James Whyle’s debut novel, The Book of War, was launched at Love Books in Johannesburg last Thursday. Set in the late 19th century Eastern Cape, The Book of War paints a portrait of the landscape of the time – a mixture of “unspoilt” nature and tainted socio-political dynamics.

James Whyle and Maureen IsaacsonThe Book of WarWith The Book of War, Whyle has attempted to not only give a fresh historical approach, but to locate himself as author within the mindset of his characters with a remarkable emotional reality.

Whyle was in conversation with Maureen Isaacson, described by Love Books’ Kate Rogan as one of the few people in South Africa who can still be regarded as a literary critic. Isaacson began by providing an eloquent introduction to the award-winning short story writer and playwright’s first novel.

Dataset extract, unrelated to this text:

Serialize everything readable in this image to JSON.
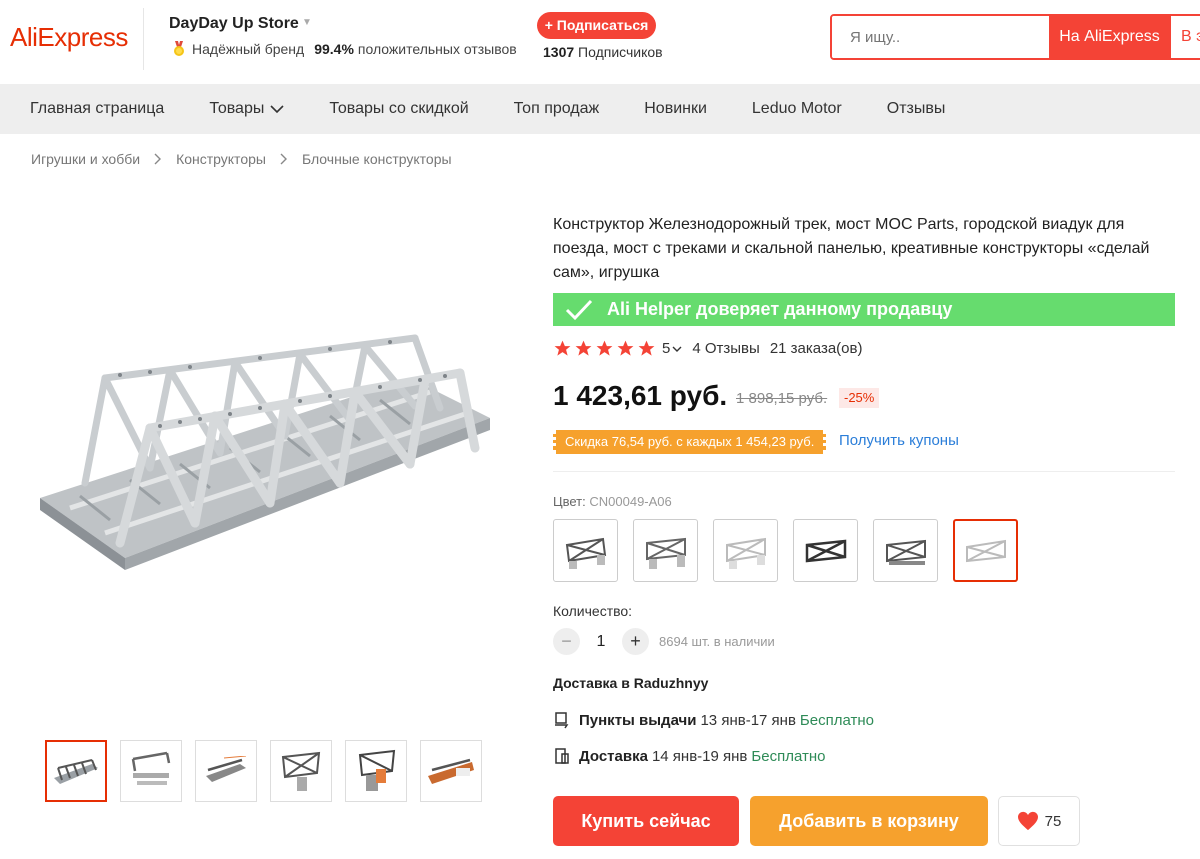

The Book of War is set in the eighth Frontier War, The War of Mlanjeni, or the War of the Prophet that was fought in the hinterland near Fort Beaufort from 1850 to 1853 in the Eastern Cape,” explained Isaacson. “The Frontier Wars spanned a hundred year period that the British took the grazing land of the Xhosas. James Whyle takes us right up to the interface between animal and human skin, where war and the beauty of nature meet. In this gorgeous landscape, the blood, the sun, the plants, the plumbago, provide a rich commentary of the savagery of war. This is a reflection of history and its re-writing and also a reflection of human nature. It is also a commentary of the failure of the British who came to knock sense into the ‘heathens’ to observe even the most primitive form of the Geneva Convention or any semblance of humanitarian law, hence you will read about groans and moans and shallow graves and the sorrow that the missionaries brought with their Bibles and the way the Empire stole from the locals of the Eastern Cape their beautiful land and took away their peace of mind forever.”

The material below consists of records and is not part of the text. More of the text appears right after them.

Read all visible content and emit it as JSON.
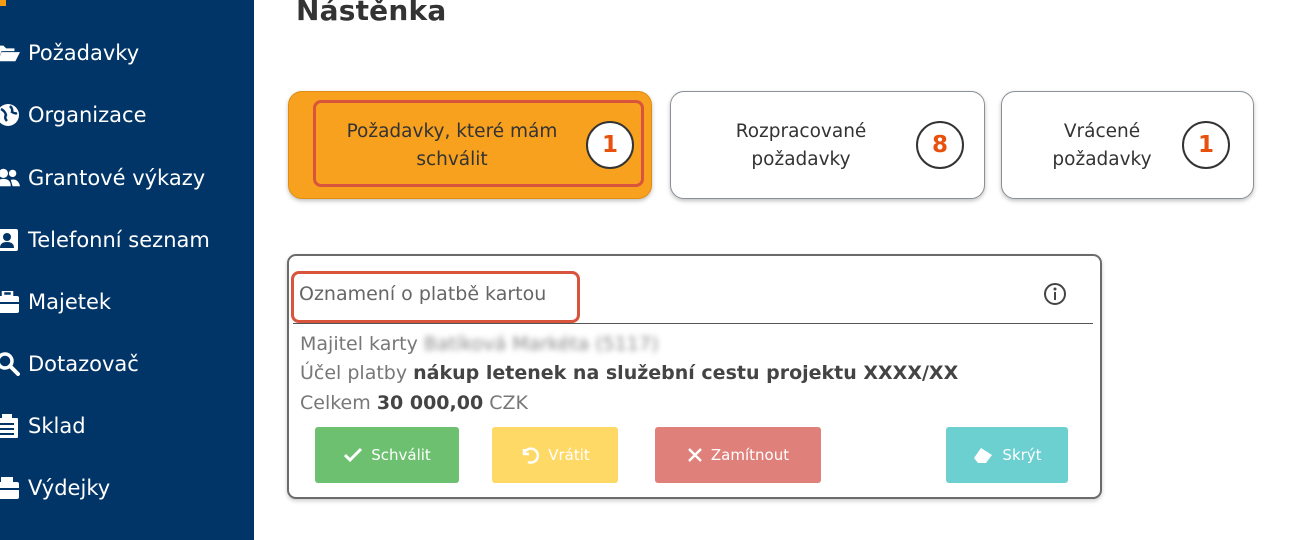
{
  "sidebar": {
    "items": [
      {
        "label": "Požadavky",
        "icon": "folder-open-icon"
      },
      {
        "label": "Organizace",
        "icon": "globe-icon"
      },
      {
        "label": "Grantové výkazy",
        "icon": "users-icon"
      },
      {
        "label": "Telefonní seznam",
        "icon": "address-card-icon"
      },
      {
        "label": "Majetek",
        "icon": "suitcase-icon"
      },
      {
        "label": "Dotazovač",
        "icon": "search-icon"
      },
      {
        "label": "Sklad",
        "icon": "warehouse-icon"
      },
      {
        "label": "Výdejky",
        "icon": "truck-icon"
      }
    ]
  },
  "page": {
    "title": "Nástěnka"
  },
  "tiles": [
    {
      "label": "Požadavky, které mám schválit",
      "count": "1",
      "color": "#f7a11f"
    },
    {
      "label": "Rozpracované požadavky",
      "count": "8",
      "color": "#ffffff"
    },
    {
      "label": "Vrácené požadavky",
      "count": "1",
      "color": "#ffffff"
    }
  ],
  "card": {
    "title": "Oznamení o platbě kartou",
    "owner_label": "Majitel karty",
    "owner_value": "Batíková Markéta (5117)",
    "purpose_label": "Účel platby",
    "purpose_value": "nákup letenek na služební cestu projektu XXXX/XX",
    "total_label": "Celkem",
    "total_value": "30 000,00",
    "currency": "CZK",
    "buttons": {
      "approve": "Schválit",
      "return": "Vrátit",
      "reject": "Zamítnout",
      "hide": "Skrýt"
    }
  },
  "colors": {
    "sidebar": "#023567",
    "accent": "#f7a11f",
    "highlight": "#d9543c",
    "badge_number": "#e8500e"
  }
}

After answering a series of challenging questions from Isaacson, Whyle read a humourous passage from The Book of War, which involves the Provost Marshall finding a drunken villain in a compromising position with a cow. Whyle explained that a parallel incident occurred in his experience at the engineer school in Kroonstad. Said Isaacson of the sometimes crude characters in Whyle’s novel, “They commit all manner of crimes with poetic flair, or at least their deeds are told with poetic flair which makes it all tolerable.” She then identified four different segments of writing and asked which Whyle had preferred to write – the blood, the beauty of the landscape, the sham religion, or the historical fact.

Whyle said he had been enormously influenced by so-called post-apocalyptic writer Cormac McCarthy. Reading McCarthy offered him many things, including how to view history, to deliver first person accounts and to put a camera in the landscape. Whyle said that he did not want to write from the viewpoint of white liberal guilt or from black woundedness as neither is authentic.

Isaacson concluded by raising the issue of intertextuality in The Book of War; of “books eating books”. According to Whyle, “The book is entirely derivative and I would claim it is also entirely original. In the manner of entangled particles.”

The discussion then opened to the floor and offered a final, resounding comment from literary rock star, Rian Malan: “I have recently read a lot about Bob Dylan who did not plagiarise or parody people, he borrowed their essence and gave it back to you in a form where we were all gobsmacked and this man has done a similar thing. He loved McCarthy like Bob Dylan loved Woody Guthrie.”